Interestingly, ecommerce is increasingly being touted as a use case for defi. But what do web3 wallets have to do with online shopping? And does defi really have the potential to engender benefits for both merchants and consumers?
Why Ecommerce Will Benefit From Defi
On the face of it, ecommerce doesn’t need defi. Every year, global ecommerce transactions (B2B and B2C) generate tens of trillions of dollars. Digital natives are entirely at ease with buying everything from groceries to clothing in the online space, with bank accounts linked up to endless platforms and services. What’s more, the UX of ecommerce platforms has improved massively in recent times.
And yet, many would have argued — indeed, continue to argue — that the world had no need for a parallel financial system.
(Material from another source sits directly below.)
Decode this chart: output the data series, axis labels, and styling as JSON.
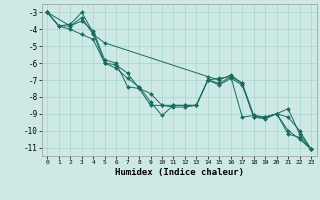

An argument easily dismantled by the fact that millions have flocked to defi, whether to stake and earn yield, acquire crypto-collateralized loans or trade. The total value locked in defi protocols is now over $58 billion — and rising.
Defi has conclusively shaken up the financial space, catching many banks by surprise. Might it conceivably do the same to the payment giants who currently dominate the ecommerce space? We are referring, of course, to the likes of Visa and Mastercard, as well as to banks themselves. Because defi cuts the middleman out of the picture, its appeal from an ecommerce perspective is obvious.
Imagine, if you will, that a customer with some Ether (ETH) to burn wants to pay for goods or services online using their crypto. Providing a web store supports digital assets, payment would simply mean connecting one’s wallet and signing the transaction. No need to custody funds, sign up for an account or type in your card details.
As for the merchant, they would save themselves the risk of chargebacks — a risk that cost retailers $32 billion through card fraud in 2019 alone. If shops can cater to customers without having to set up on a platform like Amazon or Shopify, they could also save themselves commission fees of up to 20%.
Speaking of Shopify, the company’s CEO Tobi Lutke recently reached out to Defi Twitter to solicit opinions on “commerce related opportunities.” One reply suggested earning a 20% yield on the settlement buffer as it waits to be distributed to merchant partners, with earnings split between merchants and Shopify to align incentives. In theory, this would result in lower prices for consumers, too.
Another reply touted working capital loans, orchestrated via Shopify and existing defi loan providers like Aave. This would “empower productive loans in a non-fully collateralized manner but narrow focus.”
Another benefit of closer integration might be loyalty schemes, with the current process ripe for change. Through the usage of smart contracts, defi could streamline the rewards system, enabling users to “earn” loyalty points and receive them directly into their compatible crypto wallet. Thus, one might receive loyalty points from one vendor and have the ability to spend them elsewhere, whether by swapping the tokens on a decentralized exchange (DEX) or using the selfsame tokens (a US-pegged stablecoin, for instance).
Building Bridges Between Ecommerce and Defi
A number of innovative projects are already seeking to level up ecommerce via defi. Splyt is one of them; the startup is currently building a model for a “decentralized e-commerce ecosystem.” A plug-and-play option, it allows merchants to upload products into a global inventory and package them as eNFTs, which can then be listed on multiple markets. Affiliates are incentivized to sell the eNFTs, with a smart contract automatically distributing commission following the conclusion of a sale. The vendor, meanwhile, collects payment and handles dropshipping.
Another intriguing project is 8Pay. A multi-chain defi platform for trustless crypto payments, it enables users to set up single, fixed-recurring (i.e. subscription) and on-demand digital payments at the touch of a button. In essence, 8Pay gives a cryptocurrency wallet the functionality of a bank account without sacrificing decentralization or transparency. Defi enters the equation via the native 8PAY token, which users can stake in order to receive a share of fees from the network.
PayWithTerra is yet another venture making waves in this area, enabling merchants to accept payment in stablecoins — meaning no transaction fees or volatility risk.
With the arrival of PayPal into the crypto space, the usage of digital assets in ecommerce is only going to increase. The question is, which products and platforms will rise to the fore and deliver the benefits which we have come to associate with defi and ecommerce? Time will tell. In the meantime, brick-and-mortar retail is starting to feel rather anachronistic.